Photo : Courtoisie, Simone Records - Magalie Pleau

Darlène de Noémie D. Leclerc: point de chute d’un projet de vie forcé

Avec Darlène, lancé en tandem avec la trame sonore du même nom signée Hubert Lenoir, Noémie D. Leclerc signe un premier roman prometteur, relatant tantôt avec candeur, tantôt avec un réjouissant cynisme, les aléas de la vie d’une jeune femme en quête de sens. Récemment diplômée au collégial, elle remettra en question au fil de 225 pages bien ficelées ses relations familiales, ses amitiés, ses amours, son avenir. 

Le récit se déroule dans le quartier Montmorency à la toute fin de l’été, période tampon entre la saison des plages et celle de la rentrée, propice à l’errance et aux remises en question de toutes sortes. Darlène a 20 ans, des études en sciences naturelles, un emploi décent au service à la clientèle chez Réseau Contact, mais un besoin manifeste de nouveautés. 

L’aînée des deux enfants d’Annick Leblanc, un véritable modèle depuis son plus jeune âge, à l’école comme à la ville, en a assez de se plier aux ambitions de sa mère ; la carrière en médecine qu’elle se devrait nécessairement d’atteindre ne correspond pas à ses ambitions. L’université ce n’est pas pour elle, début des classes imminent ou non. 

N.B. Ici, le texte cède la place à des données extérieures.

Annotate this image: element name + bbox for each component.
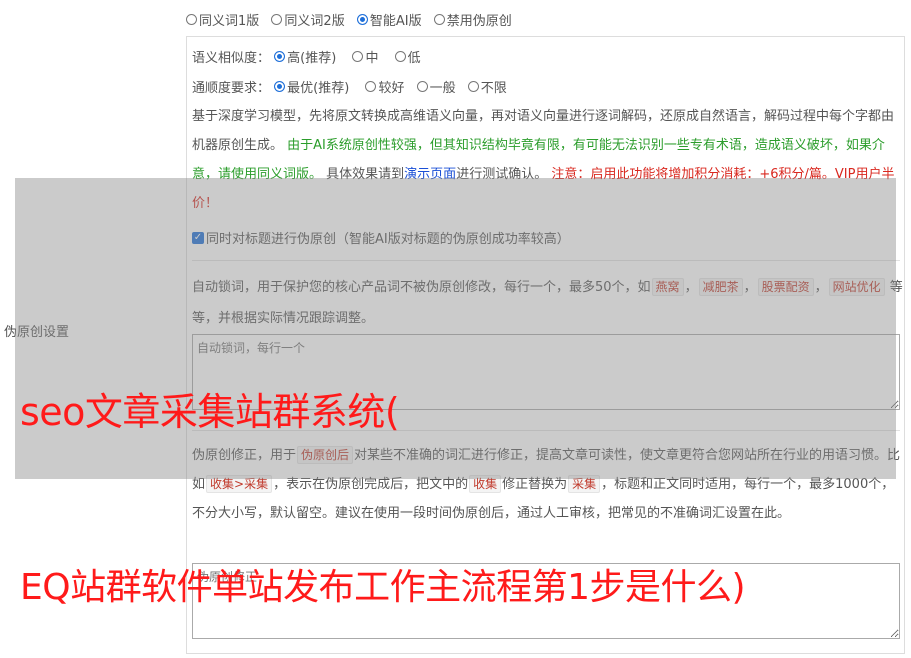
similarity-label: 语义相似度： bbox=[192, 51, 271, 66]
radio-selected-icon[interactable] bbox=[274, 51, 286, 62]
radio-icon[interactable] bbox=[186, 14, 197, 25]
radio-icon[interactable] bbox=[416, 81, 428, 92]
fluency-option-best[interactable]: 最优(推荐) bbox=[274, 77, 349, 96]
similarity-option-high[interactable]: 高(推荐) bbox=[274, 47, 336, 66]
radio-icon[interactable] bbox=[467, 81, 479, 92]
similarity-option-mid[interactable]: 中 bbox=[352, 47, 378, 66]
radio-icon[interactable] bbox=[271, 14, 283, 25]
similarity-row: 语义相似度： 高(推荐) 中 低 bbox=[192, 47, 429, 66]
fluency-option-normal[interactable]: 一般 bbox=[416, 77, 456, 96]
fluency-label: 通顺度要求： bbox=[192, 81, 271, 96]
radio-icon[interactable] bbox=[365, 81, 377, 92]
fluency-option-any[interactable]: 不限 bbox=[467, 77, 507, 96]
similarity-option-low[interactable]: 低 bbox=[394, 47, 421, 66]
radio-icon[interactable] bbox=[394, 51, 406, 62]
fluency-row: 通顺度要求： 最优(推荐) 较好 一般 不限 bbox=[192, 77, 515, 96]
overlay-title-line2: EQ站群软件单站发布工作主流程第1步是什么) bbox=[20, 567, 746, 608]
version-option-ai[interactable]: 智能AI版 bbox=[356, 10, 422, 29]
fluency-option-good[interactable]: 较好 bbox=[365, 77, 404, 96]
radio-icon[interactable] bbox=[433, 14, 445, 25]
version-option-synonym1[interactable]: 同义词1版 bbox=[186, 10, 259, 29]
radio-selected-icon[interactable] bbox=[274, 81, 286, 92]
version-radio-group: 同义词1版 同义词2版 智能AI版 禁用伪原创 bbox=[186, 10, 520, 29]
radio-icon[interactable] bbox=[352, 51, 364, 62]
radio-selected-icon[interactable] bbox=[356, 14, 368, 25]
version-option-synonym2[interactable]: 同义词2版 bbox=[271, 10, 345, 29]
correction-text: ，表示在伪原创完成后，把文中的 bbox=[273, 477, 469, 492]
overlay-title-line1: seo文章采集站群系统( bbox=[20, 390, 400, 434]
correction-text: 修正替换为 bbox=[502, 477, 568, 492]
version-option-disable[interactable]: 禁用伪原创 bbox=[433, 10, 512, 29]
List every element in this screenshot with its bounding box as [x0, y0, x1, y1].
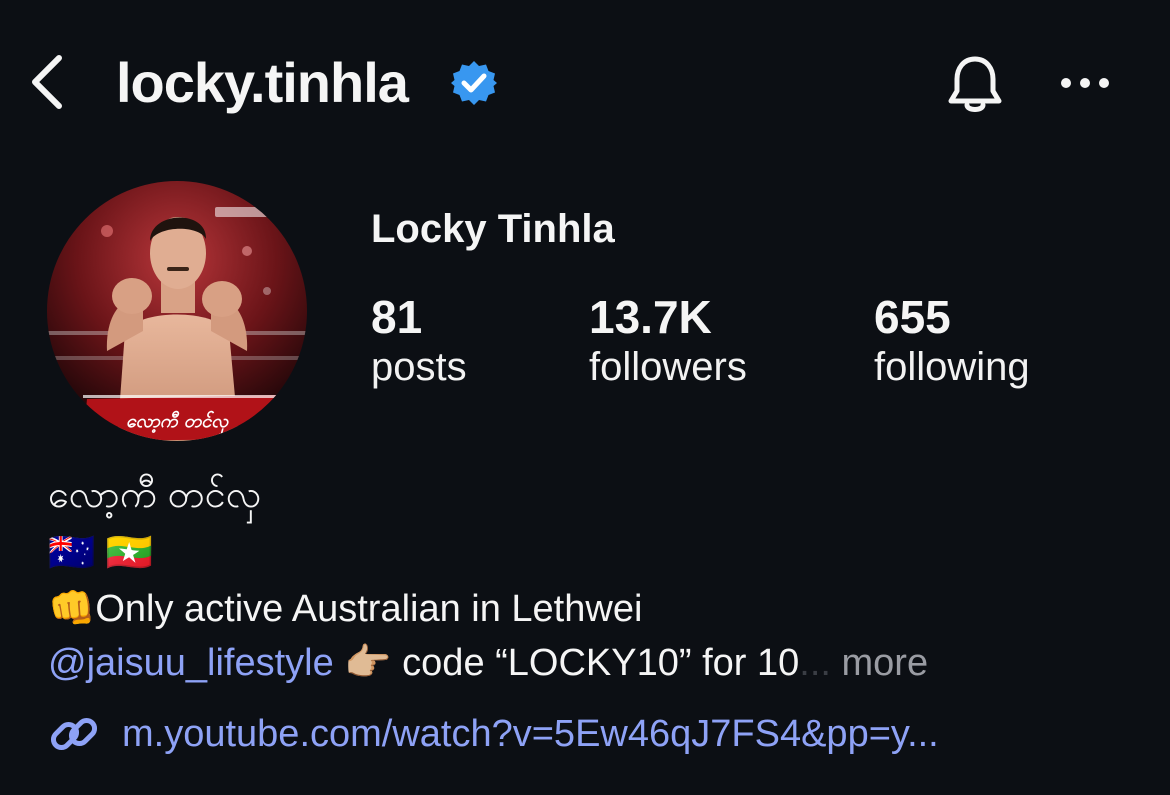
- stat-following[interactable]: 655 following: [874, 290, 1030, 390]
- ellipsis-icon: [1061, 78, 1109, 88]
- bio-line-name: လော့ကီ တင်လှ: [48, 474, 262, 516]
- stat-posts[interactable]: 81 posts: [371, 290, 467, 390]
- stat-followers-label: followers: [589, 345, 747, 389]
- bio-more-button[interactable]: more: [842, 642, 929, 684]
- bio-truncation-dots: ...: [799, 642, 831, 684]
- bio-tagline-text: Only active Australian in Lethwei: [95, 588, 643, 630]
- stat-following-label: following: [874, 345, 1030, 389]
- stat-posts-count: 81: [371, 291, 423, 343]
- bio-line-promo: @jaisuu_lifestyle 👉🏼 code “LOCKY10” for …: [48, 640, 928, 686]
- pointing-hand-emoji-icon: 👉🏼: [344, 642, 392, 684]
- bio-external-link[interactable]: m.youtube.com/watch?v=5Ew46qJ7FS4&pp=y..…: [48, 706, 939, 762]
- more-options-button[interactable]: [1054, 62, 1116, 104]
- stat-followers[interactable]: 13.7K followers: [589, 290, 747, 390]
- chevron-left-icon: [32, 55, 62, 109]
- verified-badge-icon: [450, 59, 498, 107]
- fist-emoji-icon: 👊: [48, 588, 96, 630]
- bio-line-tagline: 👊Only active Australian in Lethwei: [48, 586, 642, 632]
- profile-display-name: Locky Tinhla: [371, 207, 615, 251]
- stat-following-count: 655: [874, 291, 951, 343]
- bio-line-flags: 🇦🇺 🇲🇲: [48, 532, 154, 574]
- back-button[interactable]: [22, 52, 72, 112]
- stat-posts-label: posts: [371, 345, 467, 389]
- bell-icon: [948, 56, 1002, 112]
- notifications-button[interactable]: [940, 52, 1010, 118]
- stat-followers-count: 13.7K: [589, 291, 712, 343]
- link-icon: [50, 717, 98, 751]
- profile-avatar[interactable]: လော့ကီ တင်လှ: [47, 181, 307, 441]
- bio-mention-link[interactable]: @jaisuu_lifestyle: [48, 642, 334, 684]
- bio-promo-text: code “LOCKY10” for 10: [402, 642, 800, 684]
- profile-username: locky.tinhla: [116, 51, 409, 114]
- bio-link-text: m.youtube.com/watch?v=5Ew46qJ7FS4&pp=y..…: [122, 712, 939, 755]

Le traditionnel souper dominical, rassemblant la famille élargie dans la maison des grands-parents, est le théâtre d’une saine multitude de malaises larvés éclatant sporadiquement en engueulades bien senties. Doris et Maurice, un couple d’une autre époque à l’amour éteint confinant au folklore national, fédèrent comme ils le peuvent ou exacerbent les opinions et ambitions de leurs enfants et petits-enfants, dans une grande valse-hésitation intergénérationnelle entre la Floride et Montmorency. Darlène peine à faire entendre sa voix dans ces assemblées, entre un club sandwich et un épisode de La Voix Junior. 

Une rencontre inattendue 

Gagnante en début de récit d’un concours organisé par un restaurant Normandin, Darlène se voit offrir trois nuitées dans un hôtel de la chaîne, occasion de fuir une mère quelque peu contrôlante. S’embarrant dans la chambre attenante à la sienne, elle y fait la connaissance d’Ashton, jeune Américain venu dans le Grand Nord pour en finir avec la vie du haut de la chute Montmorency.  

La rencontre inattendue se transformera en amitié, jalonnée de confidences et de moments de rapprochements, à partir de laquelle deux destins se joindront, jusqu’à se confondre. 

Une écrite fraîche et efficace 

Dès les premières pages du roman, Noémie D. Leclerc démontre un impeccable sens de la formule, rendant avec brio l’univers d’une jeune adulte de Québec, avec ce qu’il faut de clins d’oeil à certains lieux phares et personnages de la ville. Les locaux rigoleront ou s’égareront dans une nostalgie analogue à celle de l’héroïne, les autres feront bien de garder Wikipédia ouvert et à portée de main. 

Parmi les tours de force de l’auteure, notons la poésie toute simple et sourire en coin avec laquelle elle décrit le quartier Montmorency, ses rues, ses parcs, ses maisons. « Descendre l’escalier rappelle des souvenirs. D’en haut, on voit le fleuve refléter les étincelles de l’île d’Orléans et le pont joindre les deux terres avec l’élégance du Golden Gate et l’humilité d’une planche de bois au-dessus d’une flaque d’eau. »  

Autre point fort de ce premier roman : un sens aigu du dialogue, principalement ces échanges de famille au souper auxquels on revient avec beaucoup de plaisir. L’oralité prend une bonne place dans l’écriture de Noémie D. Leclerc, mais jamais avec une telle efficacité, une telle précision de ton que le lecteur pourra, à loisir, parcourir en s’imaginant sa propre tourtière rituelle du dimanche.